Caffeine is inexpensive, reasonably safe at doses of under 400 mg daily, and has plausible mechanisms by which it could slow ALS progression. However, data from pre-clinical models are contradictory and a two cohort studies showed no clear relationship between caffeine intake and ALS progression. Based on all this, we cannot endorse caffeine as anALS treatment.
Pre-clinical models (animal or cell models recognized by ALSUntangled reviewers to be relevant to ALS)
Grade C: One or more peer-reviewed publication(s) reporting benefits in flawed studies.
Animal studies are assumed to be ‘well designed’ when they follow published guidelines. When they deviate from these they are considered ‘flawed’.
Ketogenic diets have plausible mechanisms for treating ALS. One flawed preclinical study and two PatientsLikeMe participants reported benefits; these were not independently verified. Two other PatientsLikeMe participants and one patient under
the care of an ALSUntangled investigator did not show benefits. A trial of a ketogenic diet was only able to enroll a single patient and their experience cannot be interpreted due to the lack of any control group. We hope to see another trial of a ketogenic diet in people with ALS. Until then, given the frequent side effects, we do not advise such diets for the treatment of ALS
Vitamin C is safe and inexpensive. As an antioxidant, it has a plausible mechanism for influencing the course of neurodegenerative diseases. Two flawed preclinical studies by the same group showed benefits in a mouse model of familial ALS. There are two case reports in which it was associated with improvement. However, there are multiple possible explanations for the improvement in these cases. It is not clear which if any dose of vitamin C might be beneficial for PALS; a small clinical trial using oral vitamin C at 2,000 mg daily was unable to demonstrate benefits in PALS. Based on this negative trial, we currently advise against using vitamin C to treat ALS.
Melatonin has plausible mechanisms, some positive (and some negative) pre-clinical data, and two case reports in which it was part of a cocktail of treatments associated with recovery of lost motor function. As we have stated previously, there are
multiple possible explanations for cases like these. There was also a very small, flawed retrospective study suggesting that PALS taking it progressed more slowly and lived longer than PALS were not taking it. Melatonin appears safe at high doses, but evidence is lacking for a proven benefit in slowing disease progression in ALS. Furthermore, an optimal dose and route of administration have not been established. Based on this data, a pilot trial of melatonin in PALS would be reasonable, but we cannot yet recommend it as an ALS treatment.
Light therapy has not yet been convincingly shown to help people with ALS. However, at specific wavelengths and energy densities, LT appears safe and has theoretically plausible mechanisms. There is a single case report suggesting benefits for light therapy in ALS, but it contains in sufficient detail to independently confirm diagnosis or treatment benefit. Further studies are needed to determine whether LT is useful for people with ALS, and via what specific protocols.

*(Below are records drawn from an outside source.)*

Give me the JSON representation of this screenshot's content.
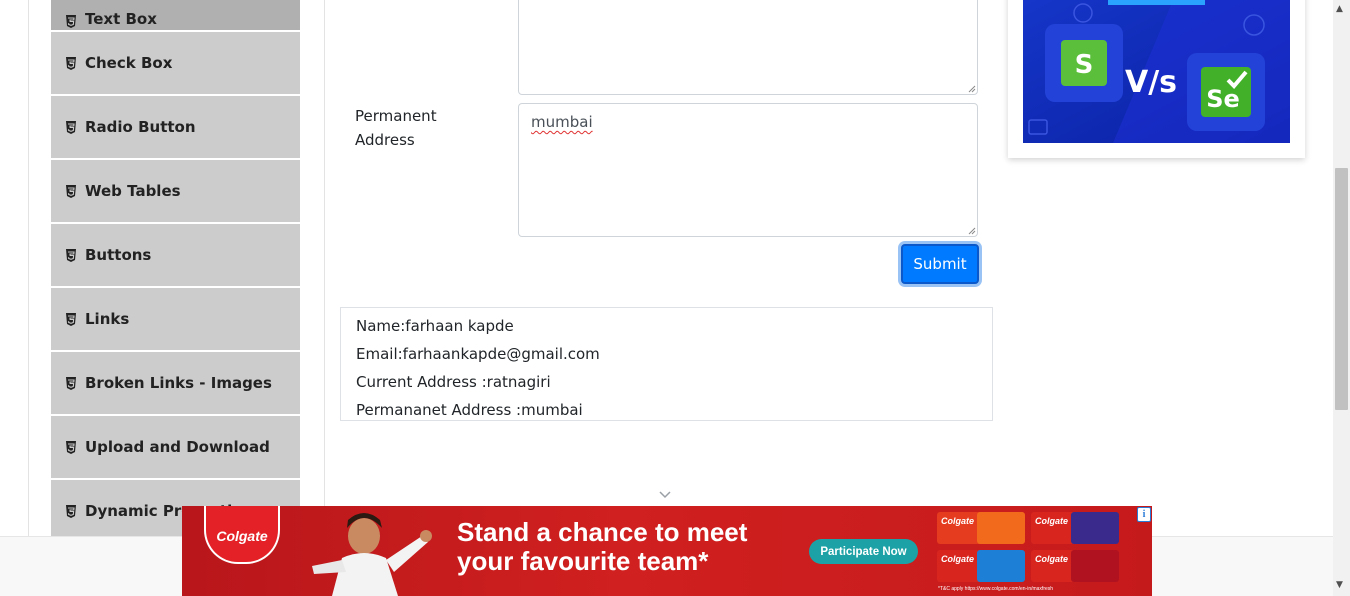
{
  "sidebar": {
    "items": [
      {
        "label": "Text Box",
        "active": true
      },
      {
        "label": "Check Box"
      },
      {
        "label": "Radio Button"
      },
      {
        "label": "Web Tables"
      },
      {
        "label": "Buttons"
      },
      {
        "label": "Links"
      },
      {
        "label": "Broken Links - Images"
      },
      {
        "label": "Upload and Download"
      },
      {
        "label": "Dynamic Properties"
      }
    ]
  },
  "form": {
    "permanent_address_label": "Permanent Address",
    "permanent_address_value": "mumbai",
    "submit_label": "Submit"
  },
  "output": {
    "name": "Name:farhaan kapde",
    "email": "Email:farhaankapde@gmail.com",
    "current_address": "Current Address :ratnagiri",
    "permanent_address": "Permananet Address :mumbai"
  },
  "side_ad": {
    "vs_text": "V/s",
    "se_text": "Se"
  },
  "banner": {
    "brand": "Colgate",
    "headline_line1": "Stand a chance to meet",
    "headline_line2": "your favourite team*",
    "cta": "Participate Now",
    "terms": "*T&C apply https://www.colgate.com/en-in/maxfresh",
    "adchoice_icon": "info-icon"
  },
  "colors": {
    "accent": "#007bff",
    "sidebar_bg": "#cccccc",
    "banner_red": "#c51a1c",
    "cta_teal": "#1ca2a6"
  }
}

Tamoxifen is reasonably safe, has plausible mechanisms for treating ALS, and has at least one positive preclinical study. One case report and 2 small human trials suggested an association between tamoxifen (at higher doses) and slower ALS progression but this is not enough evidence to recommend this medication as an ALS treatment. Moving forward, we would like to see a larger human ALS clinical trial of tamoxifen at 80mg daily. Interestingly, one study suggests that tamoxifen may decrease a person’s risk for getting ALS. We hope to see this independently replicated.
There are good theoretical mechanisms for carnitines, some pre-clinical evidence for
LC and ALCAR, and a single clinical trial that suggested ALCAR could slow disease progression in PALS. All three carnitines appear to be well-tolerated, generally safe, and inexpensive. We believe that there is a need for future clinical trials of carnitines in PALS to further elucidate their efficacy. Until there is further data, we cannot endorse any of these supplements as a definite way to slow ALS progression; however, oral ALCAR at 1000mg three times daily (3000 mg total daily dose) appears to be a theoretically promising supplement available for PALS whom would like to self-experiment.
Vitamin E (a-tocopherol) is perhaps the most studied supplement in the history of ALS and was taken by one of the most famous ALS patients. Vitamin E has mechanistic potential in ALS as an antioxidant but appears in the SOD1 mutant mouse model to only have an effect on delaying disease onset. This bears out in human populations as large prospective cohorts show that long-duration vitamin E supplementation may decrease the risk of ALS, but randomized clinical trials show that even high dose vitamin E does not benefit the disease once ALS has been diagnosed. Although it is inexpensive and safe, we do not recommend vitamin E to slow, stop or reverse ALS
based on the lack of efficacy in clinical trials.